Eastern Visayas Media Without Borders / Facebook
TACLOBAN CITY — Media practitioners in Eastern Visayas are up in arms to protest the arrest of an Ormoc-based journalist due to her failure to attend court hearings as a witness of a drug buy-bust operation of the Philippine Drug Enforcement Agency.
Josie Serseña, a radio broadcaster and reporter of weekly newspaper Eastern Visayas Mail, was arrested early morning last Friday, 5 July, at her house in Brgy. Kagao-han, Ormoc City. She was released early evening of the same day after her publisher posted her bail.
Her arrest was based on a bench warrant issued by Judge Mario Quinit, the presiding judge of the Regional Trial Court Branch 12 in Ormoc City, who is handling a drug case that Serseña should has testified. The court issued bench warrant in response to the motion filed by prosecutor Erwin Fabriga.
Serseña said she was requested by the PDEA to be its witness of a buy-bust in Brgy. Sto. Rosario, Matag-ob town sometime in April 2022. It is a practice of PDEA and Philippine National Police to bring a media practitioner to act as witness in their anti-drug operation, a practice that media organizations have long been protesting.
Serseña said she did not receive a court summon to appear in its hearing last 27 June 2024 and neither the PDEA lawyer informed her about it.
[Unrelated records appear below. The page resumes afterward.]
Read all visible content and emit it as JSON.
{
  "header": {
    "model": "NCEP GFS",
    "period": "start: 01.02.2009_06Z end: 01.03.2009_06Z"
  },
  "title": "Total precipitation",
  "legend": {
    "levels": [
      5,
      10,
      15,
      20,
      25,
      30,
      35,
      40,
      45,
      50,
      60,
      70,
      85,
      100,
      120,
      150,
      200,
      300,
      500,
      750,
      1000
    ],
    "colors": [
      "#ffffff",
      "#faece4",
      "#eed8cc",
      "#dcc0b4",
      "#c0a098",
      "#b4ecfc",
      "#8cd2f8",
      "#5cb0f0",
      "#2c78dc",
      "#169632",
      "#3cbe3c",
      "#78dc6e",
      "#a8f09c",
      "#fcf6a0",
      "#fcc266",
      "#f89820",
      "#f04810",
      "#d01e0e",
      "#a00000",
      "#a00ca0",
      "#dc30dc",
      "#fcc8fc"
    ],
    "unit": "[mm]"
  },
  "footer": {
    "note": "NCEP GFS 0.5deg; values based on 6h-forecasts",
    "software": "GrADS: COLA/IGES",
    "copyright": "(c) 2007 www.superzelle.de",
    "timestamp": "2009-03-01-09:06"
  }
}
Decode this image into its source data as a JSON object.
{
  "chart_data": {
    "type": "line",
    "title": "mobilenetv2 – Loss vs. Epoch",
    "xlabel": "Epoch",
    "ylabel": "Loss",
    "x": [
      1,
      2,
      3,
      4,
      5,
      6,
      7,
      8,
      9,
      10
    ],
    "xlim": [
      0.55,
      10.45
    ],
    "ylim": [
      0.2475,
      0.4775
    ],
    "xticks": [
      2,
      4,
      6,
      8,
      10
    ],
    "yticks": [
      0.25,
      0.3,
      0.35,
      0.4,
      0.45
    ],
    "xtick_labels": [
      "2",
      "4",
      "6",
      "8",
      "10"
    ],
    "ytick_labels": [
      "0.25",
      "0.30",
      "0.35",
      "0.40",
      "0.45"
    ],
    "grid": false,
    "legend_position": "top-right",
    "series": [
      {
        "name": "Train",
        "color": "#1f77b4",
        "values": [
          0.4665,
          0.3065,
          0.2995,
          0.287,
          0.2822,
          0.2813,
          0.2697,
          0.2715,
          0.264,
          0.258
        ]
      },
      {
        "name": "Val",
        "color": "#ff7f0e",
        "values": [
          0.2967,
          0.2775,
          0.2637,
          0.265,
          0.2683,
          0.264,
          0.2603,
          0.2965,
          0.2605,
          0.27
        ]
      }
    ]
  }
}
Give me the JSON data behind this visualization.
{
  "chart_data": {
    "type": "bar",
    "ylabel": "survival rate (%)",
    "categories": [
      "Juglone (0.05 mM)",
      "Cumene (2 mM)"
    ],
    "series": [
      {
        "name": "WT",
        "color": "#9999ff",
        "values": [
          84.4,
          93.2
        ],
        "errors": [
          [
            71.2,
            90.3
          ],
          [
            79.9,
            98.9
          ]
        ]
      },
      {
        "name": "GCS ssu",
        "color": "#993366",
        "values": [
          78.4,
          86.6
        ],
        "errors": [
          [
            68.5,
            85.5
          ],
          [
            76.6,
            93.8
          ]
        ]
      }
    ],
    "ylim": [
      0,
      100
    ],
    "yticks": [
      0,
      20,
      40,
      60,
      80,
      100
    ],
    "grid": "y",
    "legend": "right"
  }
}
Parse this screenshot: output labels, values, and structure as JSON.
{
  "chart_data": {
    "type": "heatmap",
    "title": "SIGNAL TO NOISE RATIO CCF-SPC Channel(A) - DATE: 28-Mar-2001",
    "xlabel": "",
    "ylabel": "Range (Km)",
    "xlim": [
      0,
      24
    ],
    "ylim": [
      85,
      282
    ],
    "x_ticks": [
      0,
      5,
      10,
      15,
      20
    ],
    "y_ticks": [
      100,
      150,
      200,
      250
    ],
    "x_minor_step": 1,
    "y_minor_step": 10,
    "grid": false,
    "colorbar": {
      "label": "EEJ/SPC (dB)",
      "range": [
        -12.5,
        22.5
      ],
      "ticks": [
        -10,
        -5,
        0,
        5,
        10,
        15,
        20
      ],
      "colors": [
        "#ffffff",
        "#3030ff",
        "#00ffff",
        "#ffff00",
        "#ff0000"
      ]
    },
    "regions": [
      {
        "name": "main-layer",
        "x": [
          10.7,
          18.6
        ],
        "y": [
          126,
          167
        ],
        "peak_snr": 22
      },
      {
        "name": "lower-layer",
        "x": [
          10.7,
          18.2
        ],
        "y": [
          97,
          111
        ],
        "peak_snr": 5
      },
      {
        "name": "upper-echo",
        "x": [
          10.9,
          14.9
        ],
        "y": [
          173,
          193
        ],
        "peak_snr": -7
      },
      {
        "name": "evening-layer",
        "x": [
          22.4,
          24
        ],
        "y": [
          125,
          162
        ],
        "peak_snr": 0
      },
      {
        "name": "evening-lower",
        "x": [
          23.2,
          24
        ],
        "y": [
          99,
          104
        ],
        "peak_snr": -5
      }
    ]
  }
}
She added that court personnel later informed her that the summon was sent out last 13 June.
She said the person who was supposed to deliver the summon allegedly failed to find her residence. “It’s odd how they cannot locate our house to issue to summon but could easily find me when they have to arrest,” she told DAILY TRIBUNE.
On Sunday, the Eastern Visayas Media Without Borders, a regional group of media practitioners and workers, issued a statement condemning the arrest of Serseña.
“The Serseña episode (arrest and detention) is a classic case of unfair implementation of the anti-illegal drugs law, where it is the witness that is being punished, technically veering the focus of the case away from the suspects who are supposed to be the ones under trial,” EVMWB stated.
“Serseña, being not the primary witness to the case at hand, should not have been held accountable to the circumstances that may have direly affect the authorities’ handling of the case in court because her testimony, whatever it may be, would not be vital to the outcome of the case, as it would only zero on her confirmation of the seized drugs being inventoried after the police drug operations,” it added.
“A media representative, along with DOJ representative, and an elected public official are only called by the authorities to witness the conduct of an inventory of the contraband seized during the anti-illegal drug operations. Nothing more, thus whatever testimony they may state in court would only be a confirmation of what they witnessed during the conduct of the inventory, thus it will have nothing substantial or relevance to determine the guilt or innocence of the suspects,” the group said.